Brent crude is trading near $75.80 this morning, its lowest level since late January 2025, after the United States and Iran digitally signed their interim peace agreement overnight. The memorandum covers a 60-day ceasefire extension, the immediate reopening of the Strait of Hormuz with no transit tolls, and the removal of US sanctions on Iranian oil exports, with broader nuclear negotiations to proceed in parallel. The formal signing converts what has been a priced probability into a completed event, and the oil market's response was direct: a 4.6% decline from Wednesday's close of $79.47, adding to the $16 Brent had already shed since the 1 June brief. From the April peak above $116, the cumulative decline now stands at approximately $40 in nine weeks.
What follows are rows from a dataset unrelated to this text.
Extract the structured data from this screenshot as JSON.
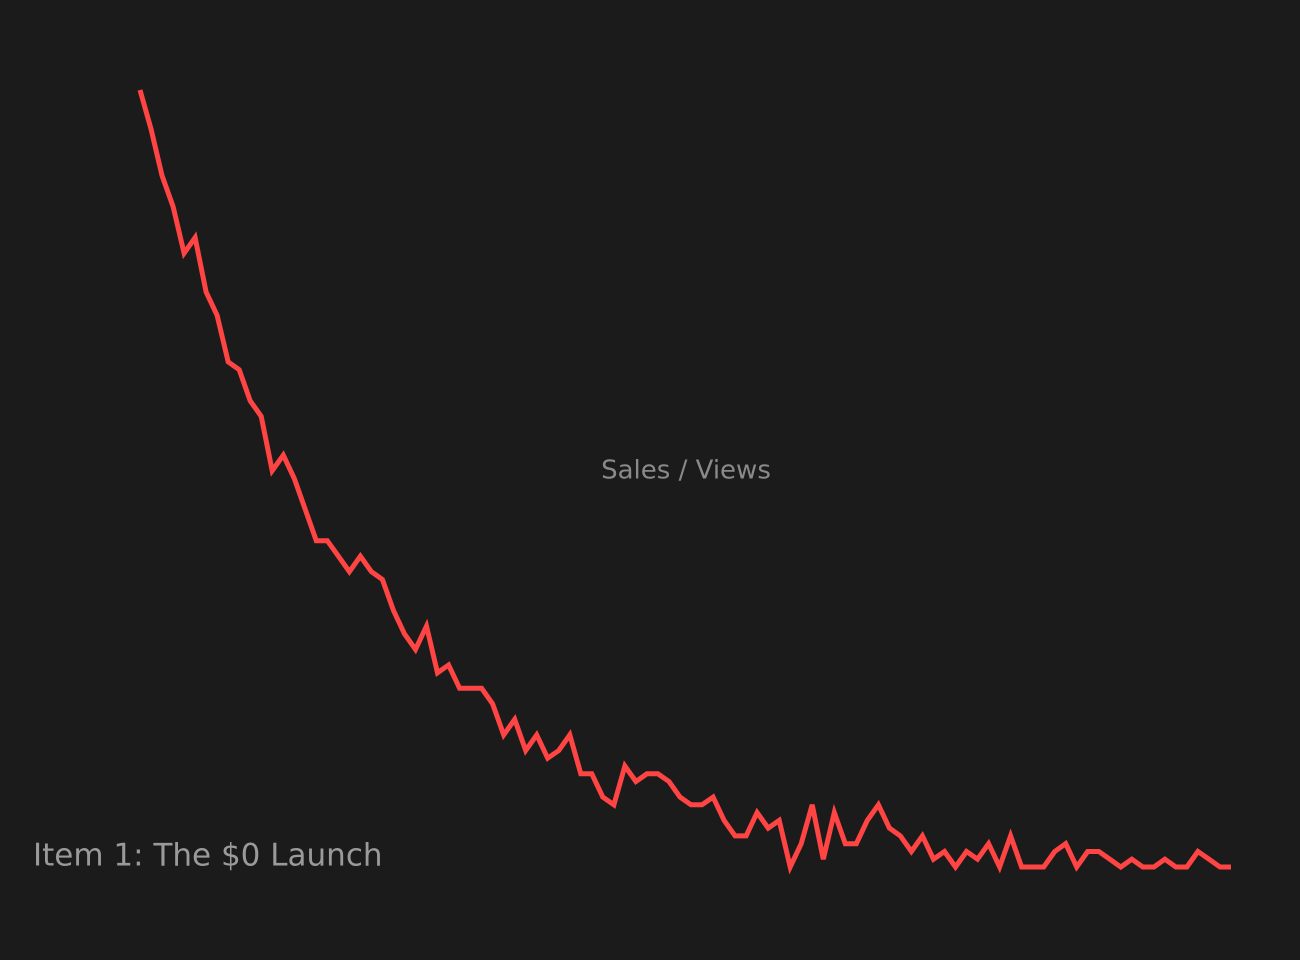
{
  "chart_data": {
    "type": "line",
    "title": "Item 1: The $0 Launch",
    "label": "Sales / Views",
    "x": [
      1,
      2,
      3,
      4,
      5,
      6,
      7,
      8,
      9,
      10,
      11,
      12,
      13,
      14,
      15,
      16,
      17,
      18,
      19,
      20,
      21,
      22,
      23,
      24,
      25,
      26,
      27,
      28,
      29,
      30,
      31,
      32,
      33,
      34,
      35,
      36,
      37,
      38,
      39,
      40,
      41,
      42,
      43,
      44,
      45,
      46,
      47,
      48,
      49,
      50,
      51,
      52,
      53,
      54,
      55,
      56,
      57,
      58,
      59,
      60,
      61,
      62,
      63,
      64,
      65,
      66,
      67,
      68,
      69,
      70,
      71,
      72,
      73,
      74,
      75,
      76,
      77,
      78,
      79,
      80,
      81,
      82,
      83,
      84,
      85,
      86,
      87,
      88,
      89,
      90,
      91,
      92,
      93,
      94,
      95,
      96,
      97,
      98,
      99,
      100
    ],
    "values": [
      100,
      95,
      89,
      85,
      79,
      81,
      74,
      71,
      65,
      64,
      60,
      58,
      51,
      53,
      50,
      46,
      42,
      42,
      40,
      38,
      40,
      38,
      37,
      33,
      30,
      28,
      31,
      25,
      26,
      23,
      23,
      23,
      21,
      17,
      19,
      15,
      17,
      14,
      15,
      17,
      12,
      12,
      9,
      8,
      13,
      11,
      12,
      12,
      11,
      9,
      8,
      8,
      9,
      6,
      4,
      4,
      7,
      5,
      6,
      0,
      3,
      8,
      1,
      7,
      3,
      3,
      6,
      8,
      5,
      4,
      2,
      4,
      1,
      2,
      0,
      2,
      1,
      3,
      0,
      4,
      0,
      0,
      0,
      2,
      3,
      0,
      2,
      2,
      1,
      0,
      1,
      0,
      0,
      1,
      0,
      0,
      2,
      1,
      0,
      0
    ],
    "color": "#ff4444",
    "xlim": [
      1,
      100
    ],
    "ylim": [
      0,
      100
    ]
  }
}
The supply reactivation timeline beneath the price move matters for calibrating the forward curve. Iranian production capacity, after months of reduced utilisation during the conflict period, will not return to pre-crisis levels in days. Full capacity restoration will take weeks to months, and the incremental barrels the market is beginning to price track a 2027 timeline rather than a June figure. What is immediate is the risk premium unwinding: sanctions removed, Hormuz reopening, the geopolitical insurance the forward curve had been carrying since March is being returned to the market. Prices have sold the headline; the barrel will follow at its own pace.

The FOMC's hawkish recalibration, landing within 12 hours of the deal confirmation, creates a cross-asset tension that equity markets are navigating with caution. The S&P 500 closed Wednesday at approximately 7,516, up modestly, with the initial FOMC reaction partially offset by the disinflationary signal from lower oil. The FTSE 100 closed near 10,508; the index benefits structurally from a lower energy import bill, though the energy-sector weighting creates a direct drag on constituent values that partially cancels the macro tailwind. European equity markets, the region most exposed to Hormuz through import dependence, are pricing this morning's opening constructively.
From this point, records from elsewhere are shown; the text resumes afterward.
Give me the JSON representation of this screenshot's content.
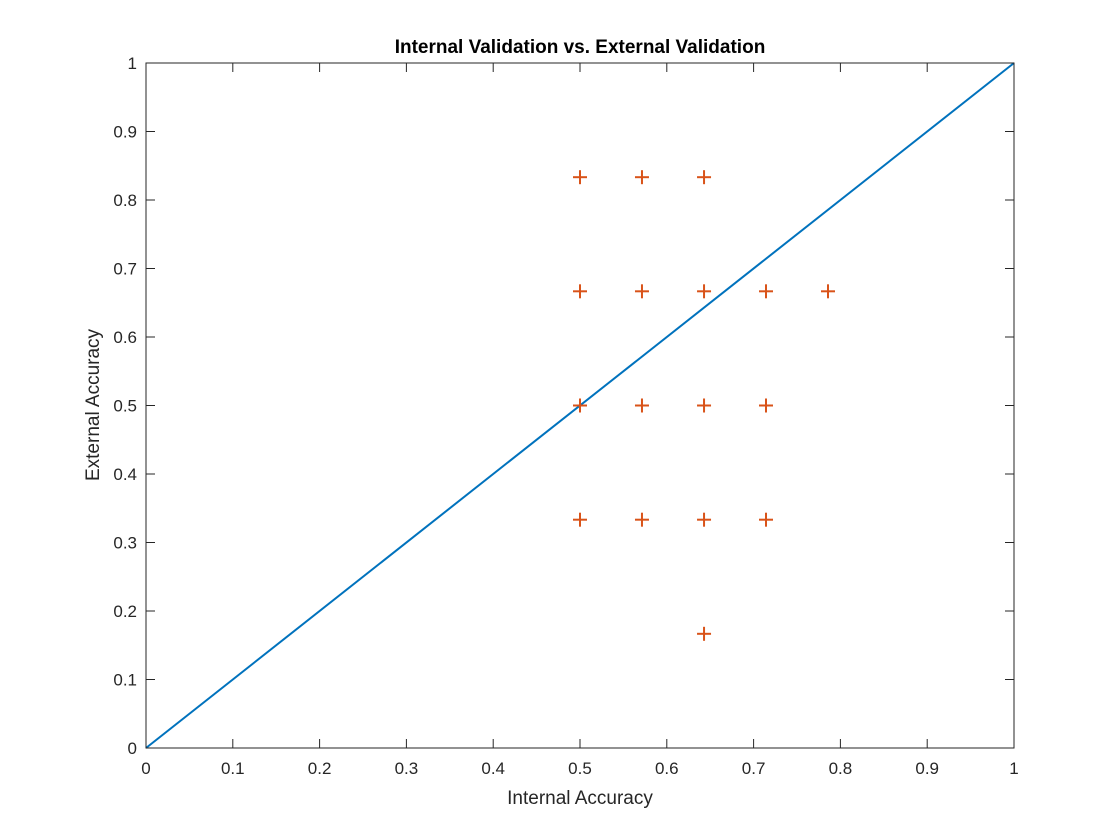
{
  "chart_data": {
    "type": "scatter",
    "title": "Internal Validation vs. External Validation",
    "xlabel": "Internal Accuracy",
    "ylabel": "External Accuracy",
    "xlim": [
      0,
      1
    ],
    "ylim": [
      0,
      1
    ],
    "xticks": [
      "0",
      "0.1",
      "0.2",
      "0.3",
      "0.4",
      "0.5",
      "0.6",
      "0.7",
      "0.8",
      "0.9",
      "1"
    ],
    "yticks": [
      "0",
      "0.1",
      "0.2",
      "0.3",
      "0.4",
      "0.5",
      "0.6",
      "0.7",
      "0.8",
      "0.9",
      "1"
    ],
    "grid": false,
    "series": [
      {
        "kind": "line",
        "color": "#0072BD",
        "x": [
          0,
          1
        ],
        "y": [
          0,
          1
        ]
      },
      {
        "kind": "scatter",
        "marker": "plus",
        "color": "#D95319",
        "points": [
          {
            "x": 0.5,
            "y": 0.8333
          },
          {
            "x": 0.5714,
            "y": 0.8333
          },
          {
            "x": 0.6429,
            "y": 0.8333
          },
          {
            "x": 0.5,
            "y": 0.6667
          },
          {
            "x": 0.5714,
            "y": 0.6667
          },
          {
            "x": 0.6429,
            "y": 0.6667
          },
          {
            "x": 0.7143,
            "y": 0.6667
          },
          {
            "x": 0.7857,
            "y": 0.6667
          },
          {
            "x": 0.5,
            "y": 0.5
          },
          {
            "x": 0.5714,
            "y": 0.5
          },
          {
            "x": 0.6429,
            "y": 0.5
          },
          {
            "x": 0.7143,
            "y": 0.5
          },
          {
            "x": 0.5,
            "y": 0.3333
          },
          {
            "x": 0.5714,
            "y": 0.3333
          },
          {
            "x": 0.6429,
            "y": 0.3333
          },
          {
            "x": 0.7143,
            "y": 0.3333
          },
          {
            "x": 0.6429,
            "y": 0.1667
          }
        ]
      }
    ]
  }
}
The medium-term read on global markets turns on two questions. First, whether Warsh's committee follows through on the October hike the dot plot implies: a further 25 basis points from 3.75% to 4.00% would compress equity multiples modestly but is unlikely to derail risk appetite while oil is deflating the inflation outlook. Second, whether the deal's implementation phase holds: the uranium stockpile inspection clause that complicated previous rounds has not been publicly confirmed as resolved, and any technical breakdown from the signed MOU would trigger a rapid repricing of the risk premium across energy and emerging-market FX. The base case is that neither event produces a sharp reverse before September.
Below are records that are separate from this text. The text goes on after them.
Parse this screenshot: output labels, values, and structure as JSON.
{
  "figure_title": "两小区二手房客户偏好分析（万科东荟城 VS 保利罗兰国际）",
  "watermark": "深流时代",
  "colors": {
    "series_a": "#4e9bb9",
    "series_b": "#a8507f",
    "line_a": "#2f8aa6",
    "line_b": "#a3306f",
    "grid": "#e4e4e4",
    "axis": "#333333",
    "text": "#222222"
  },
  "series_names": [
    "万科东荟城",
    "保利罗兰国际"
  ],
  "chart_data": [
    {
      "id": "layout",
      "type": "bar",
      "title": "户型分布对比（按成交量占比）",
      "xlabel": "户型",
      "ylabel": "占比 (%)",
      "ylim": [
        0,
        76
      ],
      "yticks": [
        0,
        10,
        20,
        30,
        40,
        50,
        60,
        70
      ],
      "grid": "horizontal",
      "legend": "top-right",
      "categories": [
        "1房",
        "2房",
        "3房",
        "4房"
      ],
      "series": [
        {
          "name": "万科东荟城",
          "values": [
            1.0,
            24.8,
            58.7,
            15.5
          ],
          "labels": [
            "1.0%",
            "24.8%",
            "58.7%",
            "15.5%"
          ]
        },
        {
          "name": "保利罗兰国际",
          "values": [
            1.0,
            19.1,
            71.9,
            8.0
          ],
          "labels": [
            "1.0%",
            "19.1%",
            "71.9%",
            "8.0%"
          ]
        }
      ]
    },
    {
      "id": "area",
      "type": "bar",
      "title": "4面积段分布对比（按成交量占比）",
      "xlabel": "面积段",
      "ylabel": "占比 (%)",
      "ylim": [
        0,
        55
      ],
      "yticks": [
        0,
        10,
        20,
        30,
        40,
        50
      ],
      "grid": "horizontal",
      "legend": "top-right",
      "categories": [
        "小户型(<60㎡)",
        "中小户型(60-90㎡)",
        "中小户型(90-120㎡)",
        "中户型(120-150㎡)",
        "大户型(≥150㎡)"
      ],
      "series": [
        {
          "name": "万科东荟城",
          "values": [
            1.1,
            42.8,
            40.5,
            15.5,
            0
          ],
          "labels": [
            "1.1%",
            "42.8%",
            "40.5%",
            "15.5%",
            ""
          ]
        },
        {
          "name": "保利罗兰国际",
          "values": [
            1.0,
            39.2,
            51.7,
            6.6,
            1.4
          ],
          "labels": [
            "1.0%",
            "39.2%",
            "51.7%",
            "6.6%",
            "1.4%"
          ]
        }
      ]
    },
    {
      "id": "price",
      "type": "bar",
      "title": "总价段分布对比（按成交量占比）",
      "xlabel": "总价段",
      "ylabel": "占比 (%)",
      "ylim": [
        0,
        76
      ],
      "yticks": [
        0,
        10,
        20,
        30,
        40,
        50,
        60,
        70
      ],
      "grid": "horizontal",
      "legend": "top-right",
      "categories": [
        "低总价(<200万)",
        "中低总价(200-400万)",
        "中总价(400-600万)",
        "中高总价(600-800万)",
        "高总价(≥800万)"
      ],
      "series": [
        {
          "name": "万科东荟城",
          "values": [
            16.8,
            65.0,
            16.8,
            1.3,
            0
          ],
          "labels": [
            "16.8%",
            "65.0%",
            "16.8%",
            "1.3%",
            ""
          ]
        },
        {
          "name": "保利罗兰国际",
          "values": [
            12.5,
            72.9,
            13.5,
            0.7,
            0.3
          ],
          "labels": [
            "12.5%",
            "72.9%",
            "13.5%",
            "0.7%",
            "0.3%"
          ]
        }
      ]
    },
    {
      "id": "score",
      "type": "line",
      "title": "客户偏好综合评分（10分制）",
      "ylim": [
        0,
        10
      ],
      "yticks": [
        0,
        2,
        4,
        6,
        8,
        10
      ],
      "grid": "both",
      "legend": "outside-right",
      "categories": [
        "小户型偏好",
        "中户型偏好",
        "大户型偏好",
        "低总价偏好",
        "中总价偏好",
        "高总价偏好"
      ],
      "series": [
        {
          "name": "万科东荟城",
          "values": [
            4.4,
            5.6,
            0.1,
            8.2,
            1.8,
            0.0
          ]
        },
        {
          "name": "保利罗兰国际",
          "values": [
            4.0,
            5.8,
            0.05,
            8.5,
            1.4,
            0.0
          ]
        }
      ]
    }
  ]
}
Brent at $75.80 compares with $92.40 on 1 June and above $116 at the April peak, a three-stage descent that maps onto the deal's three phases: MOU drafted, substance agreed, and MOU signed. The next range to monitor is $73 to $78: that corridor captures where supply reactivation logistics meet the spot market. If reopening proceeds cleanly and the first production increments arrive ahead of schedule, $73 is the near-term support test; if implementation delays or a clause dispute emerge, a bounce toward $79 is the pullback scenario. At $75.80, the current level sits near the midpoint of that anticipated range, and the balance of risk tilts toward the lower half if the deal holds as signed.